I’m busily writing my paper for the upcoming Sydney BlogTalk. Since the work is going to be published electronically I’m going to cause some mayhem by writing it as a hypertext (using a beta OS X version of Storyspace). I’ll aggregate all the nodes together and probably turn that into some sort of odd structured pdf document, possibly with embedded video, but I want to return to the academic hypertext writing that I used to pursue. And give the beta a bit of a going over.

This is the abstract:

Media Rich versus Rich Media (or why video in a blog is not the same as a video blog).

Digital video is now approaching the accessibility of still images and text online. However, while text has a very high level of ‘granularity’ (for example you can link from any piece of text to any URL), and the still image rapdily developed similar technologies (eg imagemaps) the same has generally not been the case for video and audio.

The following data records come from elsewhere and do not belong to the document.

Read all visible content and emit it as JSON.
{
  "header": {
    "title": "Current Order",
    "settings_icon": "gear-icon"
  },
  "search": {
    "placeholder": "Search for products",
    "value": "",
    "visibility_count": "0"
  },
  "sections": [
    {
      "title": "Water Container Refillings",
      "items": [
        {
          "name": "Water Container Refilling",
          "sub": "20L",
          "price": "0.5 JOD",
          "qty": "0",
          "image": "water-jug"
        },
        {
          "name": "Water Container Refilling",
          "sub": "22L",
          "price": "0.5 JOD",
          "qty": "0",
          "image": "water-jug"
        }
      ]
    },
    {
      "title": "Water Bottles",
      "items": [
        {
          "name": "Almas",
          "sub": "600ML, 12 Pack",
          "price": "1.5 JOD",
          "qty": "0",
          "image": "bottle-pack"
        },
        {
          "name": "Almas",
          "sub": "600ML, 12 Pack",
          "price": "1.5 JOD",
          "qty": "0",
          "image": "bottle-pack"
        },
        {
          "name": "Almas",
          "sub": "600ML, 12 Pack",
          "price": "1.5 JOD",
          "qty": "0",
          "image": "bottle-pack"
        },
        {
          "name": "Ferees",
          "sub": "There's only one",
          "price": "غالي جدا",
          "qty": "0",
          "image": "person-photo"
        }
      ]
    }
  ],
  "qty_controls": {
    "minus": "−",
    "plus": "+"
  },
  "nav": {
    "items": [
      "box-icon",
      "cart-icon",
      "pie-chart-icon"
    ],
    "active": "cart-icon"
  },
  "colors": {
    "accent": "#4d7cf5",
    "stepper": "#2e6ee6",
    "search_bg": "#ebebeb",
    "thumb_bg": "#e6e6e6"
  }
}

This poses significant problems for video and audio blogs as their lack of a similar granularity prevents the development of genuinely blog like qualities in these emerging genres. In a traditional blog an author can link from any unit of text to any other network object. Similarly blog engines have developed sophisticated tools that expand on this ability, so that the minimal unit of a blog – the post – has a discrete and permanent address to facilitate linking. In addition trackback, pingback, comments, posting date and time, permalinks and idiosyncratic metadata (for instance categories) are all able to be applied to relatively minor and autonomous chunks.

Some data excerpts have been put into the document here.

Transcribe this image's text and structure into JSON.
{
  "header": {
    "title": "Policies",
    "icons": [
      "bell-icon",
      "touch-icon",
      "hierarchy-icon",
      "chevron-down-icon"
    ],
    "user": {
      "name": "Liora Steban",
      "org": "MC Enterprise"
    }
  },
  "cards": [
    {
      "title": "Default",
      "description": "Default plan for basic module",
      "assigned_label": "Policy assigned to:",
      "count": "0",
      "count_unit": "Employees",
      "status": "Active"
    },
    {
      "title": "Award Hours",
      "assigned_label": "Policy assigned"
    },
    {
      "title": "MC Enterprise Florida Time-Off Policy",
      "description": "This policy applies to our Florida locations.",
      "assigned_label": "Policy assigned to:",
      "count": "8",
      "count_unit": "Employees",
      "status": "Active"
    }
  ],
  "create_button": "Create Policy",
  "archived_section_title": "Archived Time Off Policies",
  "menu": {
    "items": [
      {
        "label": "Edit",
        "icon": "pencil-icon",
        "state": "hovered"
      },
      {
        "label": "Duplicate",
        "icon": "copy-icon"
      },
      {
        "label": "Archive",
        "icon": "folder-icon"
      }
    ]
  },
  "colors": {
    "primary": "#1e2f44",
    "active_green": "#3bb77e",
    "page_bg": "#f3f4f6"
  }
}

This technical nature of the blog has been integral to their developement and success as a genre, and is what has allowed blogs to shift from being merely personal and singular journals towards a genuinely networked, collective, and emergent writing practice. It is, if you like, the epitome of Weinberger’s “small things, loosely joined”. Video and audio, on the other hand, even in networked contexts, tend to be small things tightly joined. What is required for video and audio to become viable blog media is for them to become, in their turn, loosely joined.

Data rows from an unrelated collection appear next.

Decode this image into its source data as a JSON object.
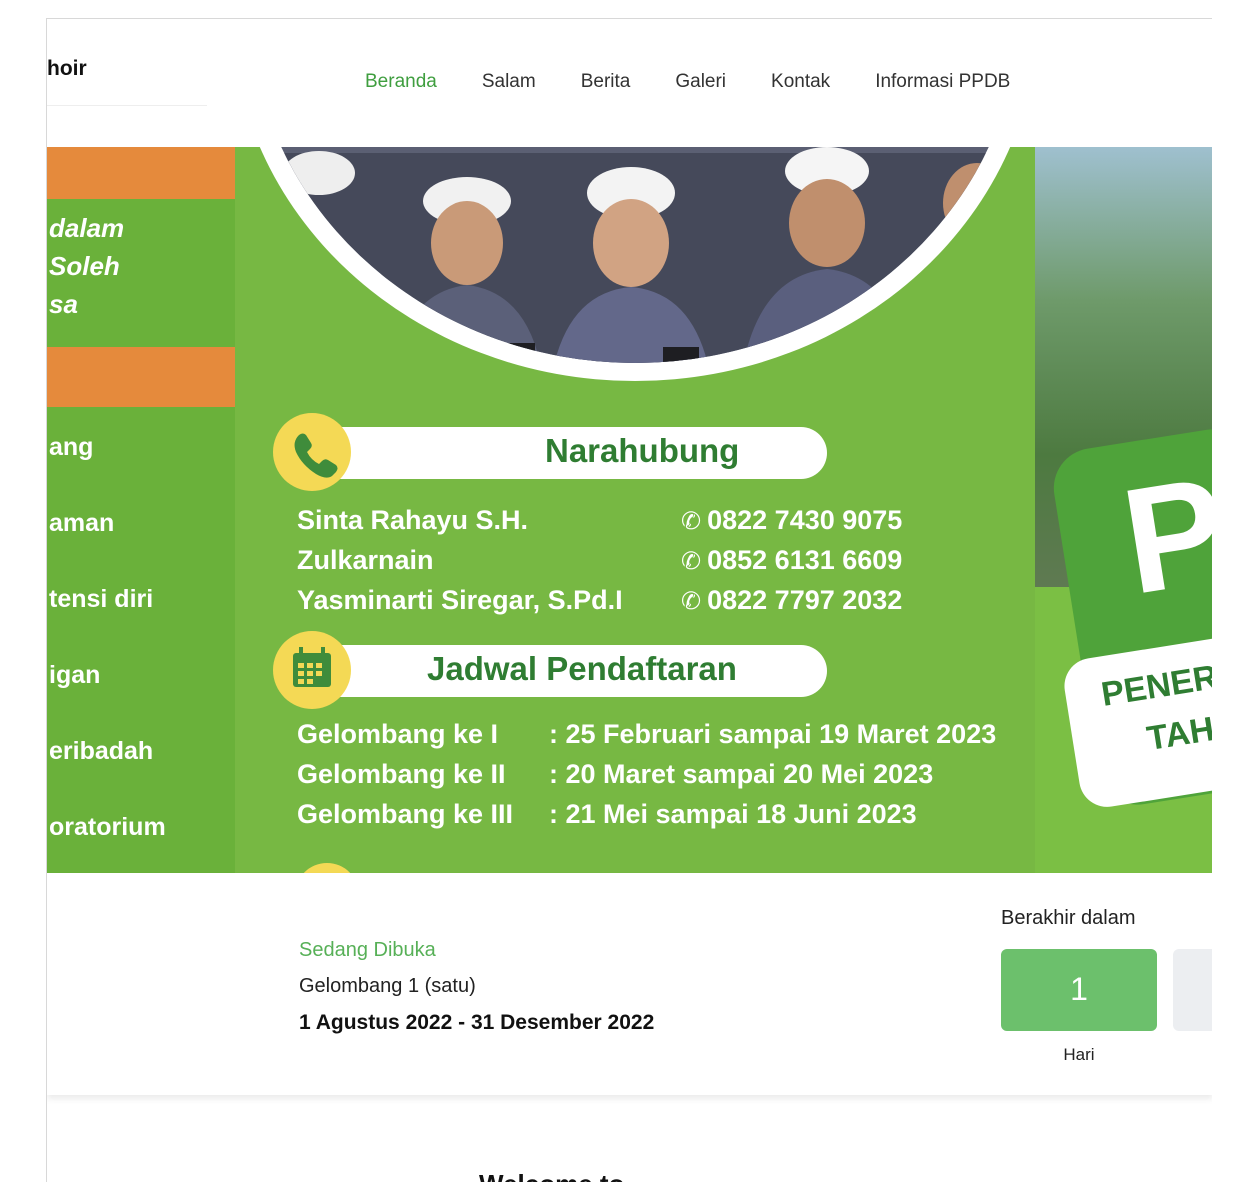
{
  "header": {
    "brand": "hoir",
    "nav": [
      {
        "label": "Beranda",
        "active": true
      },
      {
        "label": "Salam",
        "active": false
      },
      {
        "label": "Berita",
        "active": false
      },
      {
        "label": "Galeri",
        "active": false
      },
      {
        "label": "Kontak",
        "active": false
      },
      {
        "label": "Informasi PPDB",
        "active": false
      }
    ]
  },
  "banner": {
    "left_slide": {
      "tagline": [
        "dalam",
        "Soleh",
        "sa"
      ],
      "facilities": [
        "ang",
        "aman",
        "tensi diri",
        "igan",
        "eribadah",
        "oratorium"
      ]
    },
    "center_slide": {
      "contact_title": "Narahubung",
      "contacts": [
        {
          "name": "Sinta Rahayu S.H.",
          "phone": "0822 7430 9075"
        },
        {
          "name": "Zulkarnain",
          "phone": "0852 6131 6609"
        },
        {
          "name": "Yasminarti Siregar, S.Pd.I",
          "phone": "0822 7797 2032"
        }
      ],
      "schedule_title": "Jadwal Pendaftaran",
      "schedule": [
        {
          "label": "Gelombang ke I",
          "date": ": 25 Februari sampai 19 Maret 2023"
        },
        {
          "label": "Gelombang ke II",
          "date": ": 20 Maret sampai 20 Mei 2023"
        },
        {
          "label": "Gelombang ke III",
          "date": ": 21 Mei sampai 18 Juni 2023"
        }
      ]
    },
    "right_slide": {
      "letter": "P",
      "line1": "PENER",
      "line2": "TAH"
    }
  },
  "registration": {
    "status": "Sedang Dibuka",
    "wave": "Gelombang 1 (satu)",
    "range": "1 Agustus 2022 - 31 Desember 2022",
    "countdown_label": "Berakhir dalam",
    "days_value": "1",
    "days_label": "Hari"
  },
  "welcome": {
    "text": "Welcome to"
  },
  "icons": {
    "phone": "phone-icon",
    "calendar": "calendar-icon"
  },
  "colors": {
    "accent_green": "#3f9e3f",
    "banner_green": "#77b843",
    "orange": "#e58a3c",
    "yellow": "#f4d955",
    "countdown_green": "#6cc06c"
  }
}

In such a scenario video (and audio) would be expected to have the same qualities as text within a blog. There would be links within the video to other networked objects, including other video entries. Like imagemaps, parts of the video image could also include discreet links, so that clicking on different parts would in fact take the reader to different locations, just as different links within a single text blog post may do. There may be time based links, so that when you choose to click may affect the link destination. Video and audio comments, in the form of annotations, would be supported, as would quotation – I could quote part of a video or audio post within my video or audio post. This should be as easy to do as using text in any contemporary blog CMS. However, such a scenario raises significant problems. For example, how should comments appear? What file format or formats should be supported, why? How? How should quotation work socially and technically – embedded as a window in a window or as a link to the external video? Or something else?

None of these problems (all of which have been historically dealt with in blogs) can be addressed until we develop tools that make such video and audio blogging possible. Existing technologies support all that I have described, yet our tool sets remain firmly entrenched in the assumption that video is more like a book than a blog – fixed, linear and closed.

In this presentation I will present prototypes of videoblog posts that demonstrate each of these possibilities, and introduce the recent developments in videoblogging.

Bibliography

n.a. Annodex.Net: Overview. Open Standards for Annotating and Indexing Networked Media. n.d. n.a. WWW. Available: http://annodex.net/overview.html. March 16 2005.

n.a. Quicktime for the Web: For Windows and Macintosh. Third Edition ed. San Francisco: Morgan Kaufmann Publishers, 2004.

Weinberger, David. Small Pieces Loosely Joined: A Unified Theory of the Web. New York: Perseus Books, 2002.

Hoem, Jon. “Videoblogs as “Collective Documentary”.” Blogtalks 2.0: The European Conference on Weblogs. Ed. Thomas N. Burg: Donau-Universitat Krems Kulturwiss, 2005. 237-?.